Contro la tubercolosi, la malaria, l'Hiv. E persino i tumori

MILANO - Il Nobel ha 109 anni. In 23 occasioni quello per la medicina è finito nelle mani di un immunologo: non poco per un settore della medicina "minuscolo" al confronto di corazzate come l'oncologia o le neuroscienze. «L'immunologia ha dato molto alla scienza: la scoperta della ricombinazione dei geni delle immunoglobuline, ad esempio, ha contribuito a farci capire che il rapporto fra DNA, RNA e proteine è molto più dinamico e complesso di quello che credevamo — osserva l'immunologo Alberto Mantovani —. Soprattutto, l'immunologia ha cambiato la vita sul pianeta. Con i vaccini ad esempio, che salvano silenziosamente milioni di vite umane, o anche con gli anticorpi monoclonali, che hanno rivoluzionato la diagnostica: senza di essi moltissimi test sui tumori o altre malattie non sarebbero possibili».

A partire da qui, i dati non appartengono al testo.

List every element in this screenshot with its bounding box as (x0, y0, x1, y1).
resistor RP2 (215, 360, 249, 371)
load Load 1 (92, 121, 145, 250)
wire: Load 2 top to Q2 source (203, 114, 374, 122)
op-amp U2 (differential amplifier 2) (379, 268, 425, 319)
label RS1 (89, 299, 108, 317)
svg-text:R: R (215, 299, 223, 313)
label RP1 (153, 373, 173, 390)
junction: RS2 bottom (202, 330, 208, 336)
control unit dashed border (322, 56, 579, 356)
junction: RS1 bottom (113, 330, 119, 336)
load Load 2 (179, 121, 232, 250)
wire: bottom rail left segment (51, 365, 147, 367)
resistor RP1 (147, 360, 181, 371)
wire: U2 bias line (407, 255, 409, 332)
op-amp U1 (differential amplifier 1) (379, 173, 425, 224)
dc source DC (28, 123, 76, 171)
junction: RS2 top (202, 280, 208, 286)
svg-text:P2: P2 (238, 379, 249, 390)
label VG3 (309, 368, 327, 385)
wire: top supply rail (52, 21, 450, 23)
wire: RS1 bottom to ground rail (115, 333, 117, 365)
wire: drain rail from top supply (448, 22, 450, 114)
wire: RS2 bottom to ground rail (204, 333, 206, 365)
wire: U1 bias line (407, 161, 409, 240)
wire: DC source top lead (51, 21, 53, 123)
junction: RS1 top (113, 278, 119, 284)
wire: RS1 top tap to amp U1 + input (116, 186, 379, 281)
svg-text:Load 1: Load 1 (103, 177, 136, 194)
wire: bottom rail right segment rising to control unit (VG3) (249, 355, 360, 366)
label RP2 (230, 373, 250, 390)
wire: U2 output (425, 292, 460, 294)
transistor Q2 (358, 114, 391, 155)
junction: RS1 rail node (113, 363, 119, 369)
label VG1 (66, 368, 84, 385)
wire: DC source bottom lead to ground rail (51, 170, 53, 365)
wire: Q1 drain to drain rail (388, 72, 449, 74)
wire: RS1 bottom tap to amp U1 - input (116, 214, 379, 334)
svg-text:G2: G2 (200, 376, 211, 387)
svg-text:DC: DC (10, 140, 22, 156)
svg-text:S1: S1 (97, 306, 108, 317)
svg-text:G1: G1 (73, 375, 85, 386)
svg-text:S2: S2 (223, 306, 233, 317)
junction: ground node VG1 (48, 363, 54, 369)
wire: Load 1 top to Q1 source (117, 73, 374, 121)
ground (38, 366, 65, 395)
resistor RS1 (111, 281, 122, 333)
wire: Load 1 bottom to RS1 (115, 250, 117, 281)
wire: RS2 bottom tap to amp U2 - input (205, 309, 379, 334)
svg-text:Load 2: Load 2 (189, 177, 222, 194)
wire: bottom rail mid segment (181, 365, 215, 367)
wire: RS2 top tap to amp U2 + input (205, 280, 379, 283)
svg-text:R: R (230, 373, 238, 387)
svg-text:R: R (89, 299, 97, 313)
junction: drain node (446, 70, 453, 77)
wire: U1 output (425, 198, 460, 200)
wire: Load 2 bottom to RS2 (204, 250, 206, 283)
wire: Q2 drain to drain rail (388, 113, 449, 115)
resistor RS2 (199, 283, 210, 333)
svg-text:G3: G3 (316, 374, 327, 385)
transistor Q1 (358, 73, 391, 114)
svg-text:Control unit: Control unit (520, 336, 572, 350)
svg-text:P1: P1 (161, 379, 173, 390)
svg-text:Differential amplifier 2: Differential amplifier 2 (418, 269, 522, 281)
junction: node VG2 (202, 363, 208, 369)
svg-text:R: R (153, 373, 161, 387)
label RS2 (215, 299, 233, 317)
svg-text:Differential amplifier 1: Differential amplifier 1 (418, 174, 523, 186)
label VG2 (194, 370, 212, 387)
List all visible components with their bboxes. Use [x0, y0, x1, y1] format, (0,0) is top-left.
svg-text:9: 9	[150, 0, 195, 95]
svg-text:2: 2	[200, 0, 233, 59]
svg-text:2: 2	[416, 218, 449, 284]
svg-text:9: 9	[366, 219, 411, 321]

Fino alla scoperta degli anticorpi monoclonali, negli anni '70, non erano stati fatti grossi passi avanti nel sogno che Behring e Paul Ehrlich (suo collega e un po' rivale, Nobel per la medicina nel 1908) covavano fin dalla fine dell'Ottocento: trovare anticorpi e vaccini che sconfiggessero i tumori. Con gli anticorpi monoclonali lo scenario è cambiato, si può essere molto più precisi nel "puntare" contro il bersaglio e l'immunologia ha trovato nuovo vigore. Tanto che proprio di recente due delle maggiori riviste mediche del mondo, Nature e Lancet, hanno definito i prossimi anni come il "decennio dei vaccini". Mantovani spiega perché: «Innanzitutto dovremo spenderci perché ci sia una maggior condivisione dei vaccini che già esistono: a dieci anni dalla nascita della Global Alliance for Vaccines and Immunization, creata per migliorare l'accesso ai vaccini nei Paesi in via di sviluppo, due milioni e mezzo di bambini con meno di tre anni muoiono ogni anno per malattie infettive che potrebbero essere prevenute facilmente con vaccini poco costosi e ormai "banali" per noi occidentali. Ma siamo di fronte a un "decennio dei vaccini" anche perché abbiamo bisogno di nuove armi: non abbiamo vaccini per la tubercolosi, per la malaria, per l'HIV. Abbiamo già due vaccini che prevengono i tumori, quelli perHPV e per l'epatite B, ma vorremmo trovarne di terapeutici. La strada è stata imboccata e abbiamo a disposizione molte più conoscenze rispetto a un secolo fa: per questo c'è molto fermento e anche tanta speranza attorno ai vaccini».